O ex-prefeito Nilson Costa terá as contas do ano de 2001 de sua administração submetidas ao julgamento do Legislativo em sessão marcada para amanhã, a partir das 14h. Os gastos do ex-prefeito foram rejeitados pelo Tribunal de Contas do Estado (TCE). A decisão unânime do Tribunal pode levar à proibição do ex-prefeito se candidatar a cargos públicos se a decisão for mantida pelo Legislativo e, depois, pelo Judiciário.

De outro lado, Nilson Costa precisa conquistar dois terços dos votos (10) para derrubar o relatório, o que mantém o direito dele tentar acesso a funções eletivas, por exemplo, sem necessidade de submeter o processo ao crivo do Judiciário. Da mesma forma, a reprovação das contas poderá ser confirmada se pelo menos seis dos 15 vereadores votarem pela manutenção da decisão do TCE.

O acórdão do TCE que confirmou a rejeição das contas de 2001 contou com o voto dos conselheiros Cláudio Ferraz de Alvarenga (relator), Antonio Roque Citadini, Eduardo Bittencourt Carvalho, Edgard Camargo Rodrigues, Fúlvio Julião Biazzi e Robson Marinho.

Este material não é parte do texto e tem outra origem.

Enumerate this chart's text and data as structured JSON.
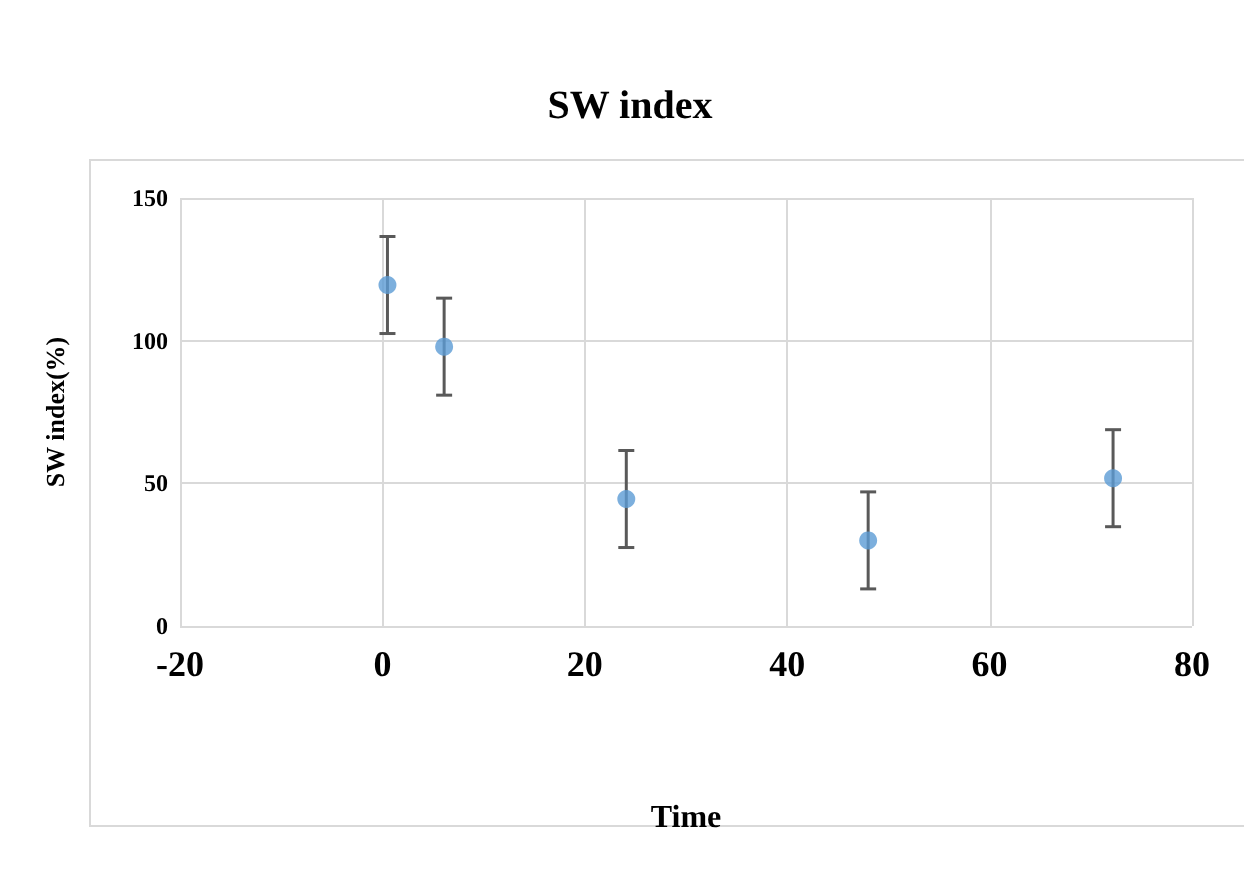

Entre os itens considerados irregulares pelo TCE, foram destacados no julgamento falhas em despesas de gestão orçamentária, endividamento, não pagamento de compromissos previdenciários e de encargos sociais e aplicação de recursos em educação abaixo da exigência constitucional.

Conforme o processo, o município não cumpriu o artigo 212 da Constituição, aplicando 22,1% de sua receita de impostos com educação contra o mínimo de 25% exigido. Nesta área, o ex-prefeito solicitou, em recurso, que fossem consideradas no cálculo despesas ainda não contabilizadas. Mas o TCE sustentou, no acórdão, que não houve comprovação de que foram liquidadas despesas, por exemplo, com restos a pagar de anos anteriores. A alegação não foi acompanhada de provas como notas de empenho (obrigação de despesa) e efetivo pagamento, segundo o Tribunal.

O TCE não aceitou a solicitação de inclusão de despesa com alimentação de servidores no cálculo de educação. Os conselheiros também reforçaram a repetição de falta de planejamentos de gestão e de Orçamento sobre as contas de 2001, além de desobediência à ordem cronológica de pagamentos pela prefeitura.

Quanto aos encargos sociais, o TCE destaca irregularidade em débitos com o Instituto Nacional de Seguridade Social (INSS) em que a prefeitura, em 2001, pretendia arcar com o parcelamento de R$ 12 milhões de débitos acumulados pela Empresa Municipal de Desenvolvimento Urbano e Rural (Emdurb).

A elevação das despesas com serviços de terceiros e o crescimento de 91,5% da dívida ativa, em relação ao exercício anterior, também foram apontados.

O ex-prefeito já havia recebido voto com apontamentos desfavoráveis à sua gestão pelo TCE sobre as contas de 1998, 1999 e 2000. Destes exercícios, o não cumprimento com as obrigações de despesa mínima com educação e a falta de pagamento com o sistema previdenciário permaneceram sendo detectados.